Dauerhaft ist richtiges Lüften trotzdem wichtig, weil es die allgemeine Raumfeuchtigkeit senkt. Aber es löst das eigentliche Problem nicht: die zu kalte Wandoberfläche.

Was wirklich hilft

Bei Kältebrücken gibt es keine einfache Oberflächen-Lösung. Was man tun kann:

Wandtemperatur anheben durch Heizen. Klingt banal, aber viele Küchen werden weniger geheizt als andere Räume – besonders wenn die Küche klein ist und beim Kochen schnell warm wird. Eine dauerhaft wärmere Wand kondensiert weniger. Mindestens 18 bis 19 Grad Raumtemperatur sind an Außenwänden als Untergrenze sinnvoll.

Möbel von der Außenwand wegstellen. Kühlschrank, Schränke, alles was direkt an der Außenwand steht, verhindert Luftzirkulation und hält die Wand noch kälter. Schon wenige Zentimeter Abstand machen einen Unterschied.

Diffusionsoffene Farbe als begleitende Maßnahme. Silikat- oder Kalkfarben können Feuchtigkeitsspitzen abpuffern – sie nehmen Feuchtigkeit auf und geben sie wieder ab, statt sie an der Oberfläche festzuhalten. Sie sind kein Ersatz für eine bessere Dämmung, aber eine sinnvolle Ergänzung.

Bei schwerwiegenden Fällen – dauerhaft starker Befall, erkennbar schlechte Dämmung, Schimmel trotz aller Maßnahmen – führt kein Weg an einer fachlichen Einschätzung vorbei. Ein Thermografie-Gutachten macht Kältebrücken sichtbar und zeigt, wo die Konstruktion wirklich schwach ist. Das ist keine Luxusmaßnahme, sondern oft der einzige Weg, die Ursache verlässlich zu benennen.

In der Mietwohnung

Kältebrücken und bauliche Wärmebrücken sind kein Mieterproblem. Wenn die Wand konstruktionsbedingt zu kalt ist, liegt die Verantwortung für die Mängelbeseitigung beim Vermieter – unabhängig davon, wie gut der Mieter lüftet.
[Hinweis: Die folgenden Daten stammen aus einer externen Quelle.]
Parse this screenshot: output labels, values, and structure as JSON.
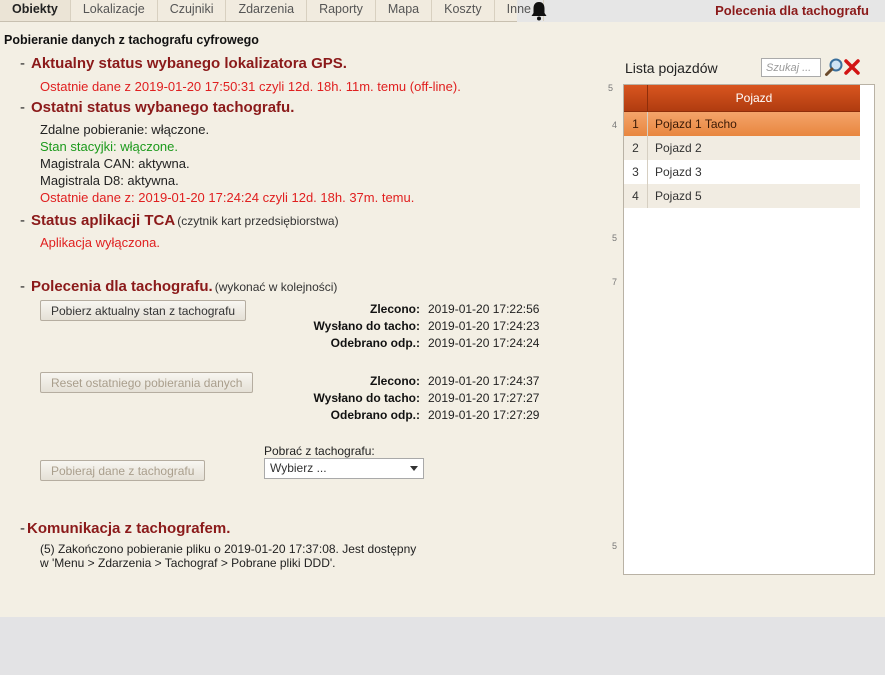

Das bedeutet in der Praxis: Schimmel an der Außenwand dokumentieren, schriftlich melden, und die Ursache klar benennen. Wer bereits ein Hygrometer hat und Messwerte vorweisen kann, ist dabei in einer stärkeren Position. Wer die Situation für ein Mietgespräch vorbereiten möchte, findet im Artikel zu Schimmel in der Küche richtig dokumentieren konkrete Hinweise dazu.

Schimmel an der Außenwand ist lösbar – aber selten ohne Aufwand. Und fast nie durch Putzen allein.